Under the NTL initiative, Lakhani and Boudreau also will conduct basic empirical research on the appropriate contest design parameters that yield the most effective solutions in a tournament setting. This will enable the routine use of innovation tournaments as a problem solving approach within NASA and the rest of the public sector. Harvard will collaborate with TopCoder Inc., a company that administers contests in software architecture and development, to manage and conduct the tournaments.
Lakhani and Boudreau have previously worked with challenge implementation companies to launch three experimental competitions using problems from the Harvard Medical School's Clinical and Translational Science Center and NASA's division of Space Life Sciences. Results from the experiments demonstrated the ability to deliver high performing solutions and extend the concept of innovation tournaments to scientific and engineering contexts.
Wouldn’t it be nice if this approach could be more widely adopted by the government? In a limited way, it is.

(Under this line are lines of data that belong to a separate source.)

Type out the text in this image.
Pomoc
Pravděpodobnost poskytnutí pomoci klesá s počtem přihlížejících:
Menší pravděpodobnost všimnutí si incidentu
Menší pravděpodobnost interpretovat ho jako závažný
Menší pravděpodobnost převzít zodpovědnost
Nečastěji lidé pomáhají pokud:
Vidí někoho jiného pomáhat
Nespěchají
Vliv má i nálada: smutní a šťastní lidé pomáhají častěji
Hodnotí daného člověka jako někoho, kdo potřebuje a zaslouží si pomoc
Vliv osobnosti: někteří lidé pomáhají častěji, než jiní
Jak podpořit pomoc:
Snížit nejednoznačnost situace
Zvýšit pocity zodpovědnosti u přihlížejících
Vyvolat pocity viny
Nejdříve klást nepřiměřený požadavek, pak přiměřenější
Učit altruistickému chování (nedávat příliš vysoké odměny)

PatentlyO blogger Dennis Crouch notes that the administration’s CTO last month unveiled a website with 35 challenges and prizes, including:
The problem is that the challenges — and the site’s mission itself — seem more oriented towards PR victories than solving real problems.
- Create nutritious food that kids like — $12,000 prize.
- Reducing waste at college football games — school prestige award.
- Best original research paper as judged by the Defense Technical Information Center.
- Provide a whitepaper on how to improve reverse osmosis membranes — up to $100,000.
- Digital Forensics Challenge
- Federal Virtual Worlds Challenge (Create the best virtual world for the US Army) — $25,000 in prizes.
- Advance the field of wireless power transmission — $1.1M for a team that can wirelessly drive a mechanical climber to 1 kilometer height at a speed of at least 5 meters/sec.
- Strong Tether Challenge — create a material with 50% more tensile strength than anything on the market for $2 million.
The Challenge.gov website proclaims itself “a place where the public and government can solve problems together,” which is just silly PR spin. A better title would have been “an admission that government doesn’t have all the answers and needs better ideas from an involved citizenry.”
I mean if an innovative company like IBM or Intel or even Apple relies on open innovation to generate new innovative ideas, certainly one of† the largest, most bureaucratic and unresponsive organizations in the world should do so. (And I say this as an employee of one of the most dysfunctional bureaucracies in the developed world — the state of California.)
We’re Number #3! We’re Number #3! As best I can tell, there are 2.7 million Federal civilian employees, vs. 3.9 million in India. I can’t find the comparable number for China, but would assume that it’s comparable to India.